When life gives you tomatoes, make freezer tomato soup

The first of what will likely be several batches before tomato season is over

It’s that joyous time of summer when the tomatoes are ripening. Even with one plant, I have more tomatoes than I can possibly eat on my own. And since we’re still working from home, I can’t take them to the office.

I decided to use up some of the tomatoes by making tomato soup. Don’t even speak to me of canning. I spent a day five years ago with my stepdad while he canned tomatoes, and it was tedious. I prefer to freeze my harvest.

I didn’t really follow a recipe for this. One of my special skills is throwing things together randomly and coming up with something delicious. Why I’m not a recipe developer, I will never know. That would have been a really fun career.

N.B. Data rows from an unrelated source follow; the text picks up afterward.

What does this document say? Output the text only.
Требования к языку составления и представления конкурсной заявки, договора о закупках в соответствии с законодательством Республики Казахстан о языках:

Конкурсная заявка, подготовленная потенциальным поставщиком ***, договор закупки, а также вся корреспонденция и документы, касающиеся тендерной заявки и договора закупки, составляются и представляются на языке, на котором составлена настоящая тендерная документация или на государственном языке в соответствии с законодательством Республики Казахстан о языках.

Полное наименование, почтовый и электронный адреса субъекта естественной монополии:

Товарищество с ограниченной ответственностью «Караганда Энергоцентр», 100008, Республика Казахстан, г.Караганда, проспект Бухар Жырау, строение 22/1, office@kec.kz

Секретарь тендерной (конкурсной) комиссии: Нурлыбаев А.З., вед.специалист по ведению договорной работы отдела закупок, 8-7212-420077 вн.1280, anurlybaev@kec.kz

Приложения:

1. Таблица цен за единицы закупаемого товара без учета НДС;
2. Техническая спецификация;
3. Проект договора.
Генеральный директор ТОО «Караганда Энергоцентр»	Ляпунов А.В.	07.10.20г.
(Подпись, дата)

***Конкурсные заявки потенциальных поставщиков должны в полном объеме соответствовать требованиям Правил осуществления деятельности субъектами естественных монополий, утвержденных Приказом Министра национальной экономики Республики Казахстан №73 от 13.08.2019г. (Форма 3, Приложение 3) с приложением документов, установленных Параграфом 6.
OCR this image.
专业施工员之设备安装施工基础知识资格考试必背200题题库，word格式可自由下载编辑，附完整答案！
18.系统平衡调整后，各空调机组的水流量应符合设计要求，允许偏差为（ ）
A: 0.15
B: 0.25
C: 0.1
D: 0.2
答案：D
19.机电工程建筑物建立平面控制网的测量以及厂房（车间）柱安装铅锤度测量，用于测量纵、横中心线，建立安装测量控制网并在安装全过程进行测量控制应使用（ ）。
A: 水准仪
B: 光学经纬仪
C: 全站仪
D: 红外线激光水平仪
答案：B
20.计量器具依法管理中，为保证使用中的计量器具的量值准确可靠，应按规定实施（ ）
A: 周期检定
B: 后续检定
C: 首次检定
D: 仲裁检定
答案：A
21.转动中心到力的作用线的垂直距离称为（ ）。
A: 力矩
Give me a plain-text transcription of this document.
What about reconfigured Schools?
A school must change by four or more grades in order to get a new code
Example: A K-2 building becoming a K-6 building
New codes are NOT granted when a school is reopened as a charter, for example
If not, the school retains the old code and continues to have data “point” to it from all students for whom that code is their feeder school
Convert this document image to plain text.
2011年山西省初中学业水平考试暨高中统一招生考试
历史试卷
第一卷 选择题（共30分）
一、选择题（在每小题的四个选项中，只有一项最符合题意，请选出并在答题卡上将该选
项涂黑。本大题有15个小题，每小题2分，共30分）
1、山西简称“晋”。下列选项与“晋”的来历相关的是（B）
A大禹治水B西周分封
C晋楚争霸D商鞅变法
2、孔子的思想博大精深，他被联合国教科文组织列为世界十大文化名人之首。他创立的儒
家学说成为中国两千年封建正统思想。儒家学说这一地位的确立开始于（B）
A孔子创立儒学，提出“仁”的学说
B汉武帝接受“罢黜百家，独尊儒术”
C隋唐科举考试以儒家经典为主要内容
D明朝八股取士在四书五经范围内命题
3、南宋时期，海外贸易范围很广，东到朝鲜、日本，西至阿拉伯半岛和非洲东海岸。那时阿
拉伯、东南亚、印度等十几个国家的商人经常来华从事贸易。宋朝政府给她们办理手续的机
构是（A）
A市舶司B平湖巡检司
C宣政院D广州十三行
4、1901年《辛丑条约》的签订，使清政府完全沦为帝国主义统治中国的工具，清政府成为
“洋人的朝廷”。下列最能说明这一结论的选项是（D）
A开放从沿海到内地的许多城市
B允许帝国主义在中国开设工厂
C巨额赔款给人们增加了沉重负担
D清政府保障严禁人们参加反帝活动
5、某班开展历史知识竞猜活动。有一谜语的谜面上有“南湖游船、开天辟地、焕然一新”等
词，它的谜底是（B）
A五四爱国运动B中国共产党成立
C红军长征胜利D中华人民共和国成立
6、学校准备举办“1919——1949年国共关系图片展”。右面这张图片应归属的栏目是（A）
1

Anyway, I grabbed my Instant Pot and got to work. First, I set it on the sauté function. Once it was ready, I added a little olive oil and some minced garlic — two cloves — and sauteed. Once that was done, I added 1 cup of veggie stock. Then I added in 7 rough chopped tomatoes and their juices (I had 6 medium to large and 1 small). I splashed in some Worcestershire, then added some cracked sea salt and pepper. (You see a pattern here, right? I literally never measure anything unless I’m following a recipe.)

I sealed the lid and set the Instant Pot on manual high pressure for 6 minutes.

Once the 6 minutes was done, I did a quick release.

Then I got out my immersion blender. Once I took off the Instant Pot lid, I sprinkled in 2 tablespoons of sugar. Then I got to blending until it was mostly smooth. (The immersion blender can’t get all the seeds and skin — for that, a regular blender is needed — but I do the best I can with the tools I have, and I don’t mind the odd seed or sliver of skin.)

I finished with a generous sprinkling of Flavorgod Italian Zest seasoning.

I’m pleased with how it turned out. I am freezing 4 cups, and I saved the remaining (which was maybe 1.5 cups?) for lunch tomorrow.

And now, if you’ll excuse me, I need to collapse. I spent the better part of three hours today cleaning, peeling, slicing and blanching all the carrots I picked, which are now in the freezer. Between that, making the soup, and all the cleaning I had to do because of these activities, I’m wiped out.

SO. MANY. CARROTS. And this wasn’t even all of them.